Taylor complements his four-seam fastball with a cutter and a hard curve. Both his average fastball velocity (99.3) and the extension that the 6-3 right-hander gets in his delivery rank in the 98th percentile, per Statcast. That data shows he hadn’t had any pitches pulled in the air after 25 batted ball events.

The immediate comparison for Taylor is former White Sox left-hander Garrett, who arrived in Chicago as a reliever but emerged as one of the majors’ top starters.

Crochet underwent Tommy John surgery in 2022 but started 32 games — albeit with a tight innings limit — two years later. Getz says “the bullpen is probably the best role for (Taylor)” for now but it won’t surprise anyone if he returns to his familiar starting role next season.

That could put him in a rotation including Smith, Burke, 25-year-old Jonathan Cannon and possibly highly regarded prospects Noah Schultz and Hagen Smith.

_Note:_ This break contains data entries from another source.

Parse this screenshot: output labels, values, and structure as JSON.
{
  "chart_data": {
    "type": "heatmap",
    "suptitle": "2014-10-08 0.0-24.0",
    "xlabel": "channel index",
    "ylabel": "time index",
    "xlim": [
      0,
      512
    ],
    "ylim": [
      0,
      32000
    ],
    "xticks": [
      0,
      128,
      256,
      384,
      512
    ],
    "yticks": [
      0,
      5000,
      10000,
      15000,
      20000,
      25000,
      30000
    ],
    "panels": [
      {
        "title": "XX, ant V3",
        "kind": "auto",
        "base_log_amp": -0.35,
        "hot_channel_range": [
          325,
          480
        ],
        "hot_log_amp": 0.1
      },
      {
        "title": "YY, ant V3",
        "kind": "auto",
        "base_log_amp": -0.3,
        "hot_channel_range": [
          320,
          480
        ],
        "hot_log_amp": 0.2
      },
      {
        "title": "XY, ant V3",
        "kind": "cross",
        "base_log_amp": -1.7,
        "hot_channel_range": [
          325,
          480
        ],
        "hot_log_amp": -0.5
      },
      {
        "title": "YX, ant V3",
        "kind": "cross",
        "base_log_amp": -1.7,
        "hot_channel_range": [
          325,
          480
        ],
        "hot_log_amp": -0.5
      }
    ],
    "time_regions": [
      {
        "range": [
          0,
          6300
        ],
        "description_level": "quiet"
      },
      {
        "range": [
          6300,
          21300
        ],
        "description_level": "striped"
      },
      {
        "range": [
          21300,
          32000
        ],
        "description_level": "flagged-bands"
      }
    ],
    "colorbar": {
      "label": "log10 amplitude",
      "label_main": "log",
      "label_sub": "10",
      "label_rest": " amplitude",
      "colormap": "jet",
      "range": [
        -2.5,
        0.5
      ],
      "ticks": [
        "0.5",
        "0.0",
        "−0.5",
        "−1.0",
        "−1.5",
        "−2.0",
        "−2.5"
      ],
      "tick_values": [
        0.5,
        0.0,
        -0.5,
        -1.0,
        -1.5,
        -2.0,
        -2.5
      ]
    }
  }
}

Burke, who had climbed to Triple-A in his first full pro season and reached Chicago in his second one, beat the Angels on Opening Day. He is 4-7 with a 4.22 ERA, leaning on his 94-mph fastball and two inconsistent breaking pitches. The 6-6 right-hander has 92nd-percentile extension, making his stuff play up.

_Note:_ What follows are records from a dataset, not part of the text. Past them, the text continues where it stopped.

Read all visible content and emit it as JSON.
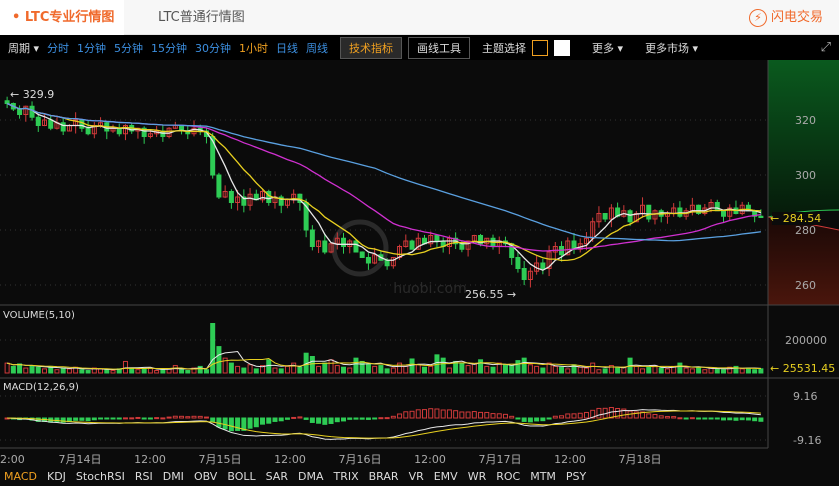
{
  "tabs": [
    {
      "label": "LTC专业行情图",
      "active": true
    },
    {
      "label": "LTC普通行情图",
      "active": false
    }
  ],
  "flash_trade": {
    "label": "闪电交易",
    "icon": "lightning-icon"
  },
  "toolbar": {
    "period_label": "周期",
    "intervals": [
      "分时",
      "1分钟",
      "5分钟",
      "15分钟",
      "30分钟",
      "1小时",
      "日线",
      "周线"
    ],
    "active_interval": "1小时",
    "tech_indicator": "技术指标",
    "draw_tools": "画线工具",
    "theme_label": "主题选择",
    "more": "更多",
    "more_markets": "更多市场"
  },
  "colors": {
    "up": "#d03a3a",
    "down": "#2ecc55",
    "ma5": "#e8e8e8",
    "ma10": "#e8d020",
    "ma30": "#d030d0",
    "ma60": "#5aa0e0",
    "accent": "#f06a2c"
  },
  "chart_data": {
    "type": "candlestick",
    "price_axis": [
      320,
      300,
      280,
      260
    ],
    "last_price": "284.54",
    "high_label": "329.9",
    "low_label": "256.55",
    "closes": [
      326,
      324,
      322,
      325,
      321,
      318,
      320,
      317,
      319,
      316,
      318,
      320,
      317,
      315,
      318,
      319,
      316,
      317,
      315,
      318,
      316,
      317,
      314,
      315,
      316,
      314,
      317,
      318,
      316,
      315,
      317,
      316,
      314,
      300,
      292,
      294,
      290,
      292,
      289,
      293,
      291,
      294,
      290,
      292,
      289,
      291,
      293,
      290,
      280,
      274,
      276,
      272,
      275,
      277,
      274,
      276,
      272,
      270,
      268,
      271,
      269,
      267,
      270,
      274,
      276,
      273,
      277,
      275,
      278,
      276,
      274,
      277,
      275,
      273,
      276,
      278,
      275,
      277,
      274,
      276,
      275,
      270,
      266,
      262,
      265,
      268,
      266,
      272,
      274,
      271,
      276,
      273,
      275,
      277,
      283,
      286,
      284,
      288,
      285,
      287,
      283,
      286,
      289,
      284,
      287,
      285,
      286,
      288,
      285,
      287,
      289,
      286,
      288,
      290,
      287,
      285,
      288,
      286,
      289,
      287,
      285,
      284.54
    ],
    "volume": {
      "label": "VOLUME(5,10)",
      "axis": [
        200000
      ],
      "last": "25531.45",
      "values": [
        60000,
        40000,
        55000,
        30000,
        45000,
        35000,
        25000,
        40000,
        20000,
        30000,
        25000,
        35000,
        20000,
        15000,
        30000,
        25000,
        20000,
        15000,
        25000,
        70000,
        30000,
        20000,
        25000,
        30000,
        15000,
        20000,
        25000,
        45000,
        20000,
        15000,
        30000,
        40000,
        20000,
        300000,
        160000,
        90000,
        60000,
        40000,
        30000,
        50000,
        25000,
        45000,
        80000,
        30000,
        25000,
        40000,
        60000,
        35000,
        120000,
        100000,
        40000,
        60000,
        80000,
        45000,
        35000,
        30000,
        90000,
        70000,
        55000,
        40000,
        45000,
        25000,
        30000,
        60000,
        40000,
        85000,
        50000,
        35000,
        40000,
        110000,
        90000,
        30000,
        70000,
        60000,
        45000,
        55000,
        80000,
        40000,
        35000,
        60000,
        50000,
        45000,
        75000,
        90000,
        50000,
        40000,
        30000,
        60000,
        40000,
        35000,
        25000,
        50000,
        35000,
        30000,
        60000,
        20000,
        25000,
        45000,
        30000,
        35000,
        90000,
        40000,
        25000,
        35000,
        45000,
        30000,
        25000,
        40000,
        60000,
        30000,
        25000,
        35000,
        20000,
        30000,
        25000,
        20000,
        35000,
        40000,
        25000,
        30000,
        20000,
        25531.45
      ]
    },
    "macd": {
      "label": "MACD(12,26,9)",
      "axis": [
        "9.16",
        "-9.16"
      ]
    },
    "x_labels": [
      "2:00",
      "7月14日",
      "12:00",
      "7月15日",
      "12:00",
      "7月16日",
      "12:00",
      "7月17日",
      "12:00",
      "7月18日"
    ]
  },
  "indicators": [
    "MACD",
    "KDJ",
    "StochRSI",
    "RSI",
    "DMI",
    "OBV",
    "BOLL",
    "SAR",
    "DMA",
    "TRIX",
    "BRAR",
    "VR",
    "EMV",
    "WR",
    "ROC",
    "MTM",
    "PSY"
  ],
  "active_indicator": "MACD",
  "watermark": "huobi.com"
}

Smith and Vasil have held up unusually well for Rule 5 picks. Smith is 3-5 with a 3.38 ERA in 15 starts. Vasil has been used in a variety of roles, going 3-3 with a 2.73 ERA in 23 outings, covering a bullpen-high 56 innings.

Smith went undrafted out of Wake Forest, where he battled shoulder problems and missed a season to Tommy John surgery, and got overshadowed by prospects like Jacob Misiorowski, D.L. Hall, Logan Henderson, Chad Patrick and Robert Gasser with Milwaukee.

Getz and the organization’s coaches and analysts identified him as the best candidate among Rule 5 eligible players, selecting him first last December. His 95-mph fastball and a changeup he added after joining the White Sox have helped him hold hitters to a .223 average.

Vasil, who started on a College World Series team at Virginia, was originally selected by the Mets in the eighth round of the 2021 draft. The Phillies selected him 13 picks behind Smith last December and immediately sold him to Tampa Bay. The White Sox claimed him when the Rays put him on waivers in March.

Like Smith, Vasil pitches from a low arm slot. His six-pitch mix built around a 94-mph sinker has allowed him to thrive as a utility pitcher. He has made two starts and earned two saves while working three-plus innings 11 times.

“I’ve now officially pitched innings one through nine on the season,” Vasil told Jim Margalus of the website Sox Machine. “Every inning in different roles brings different things, a different mindset. I can definitely say closing a game is a lot different than starting. To be able to get that experience in all those roles too, is very, very cool.’’

Eisert, who twice went to CWS at Oregon State, succeeds more through guile than velocity. He slipped to the 18th round in 2019, when Toronto selected him. He was purchased by Tampa Bay in January but then claimed on waivers by Getz only two weeks later.

Like the others, Eisert has responded to the opportunity he was presented with the White Sox rebuild. He’s 2-1 with a 4.33 ERA in 36 appearances. His fastball averages only 89.6 mph yet his slider and changeup have allowed him to amass a 26.3 K-rate, which ranks in the 75th percentile on Statcast.

At 27, Eisert is the old man among the Sox’s entry-level arms. But he presents a high value for future seasons, especially if he can develop a put-away pitch for left-handed hitters. They are hitting .328 off him, compared to .241 for right-handed hitters.

While the White Sox are shopping veteran pitchers Adrian Houser, Aaron Civale, Steven Wilson and Dan Altavilla, it figures contenders may ask about the five rookies as well. The White Sox would have to be offered a lot of talent in return, as Taylor, Smith, Burke, Vasil and Eisert could easily worth more than one-third of the total innings next season, while costing the team less than $5 million total.

Those five have combined for 3.8 WAR this season. That total could grow to 10-plus WAR in 2026, an amazing return for an organization that is getting its act together.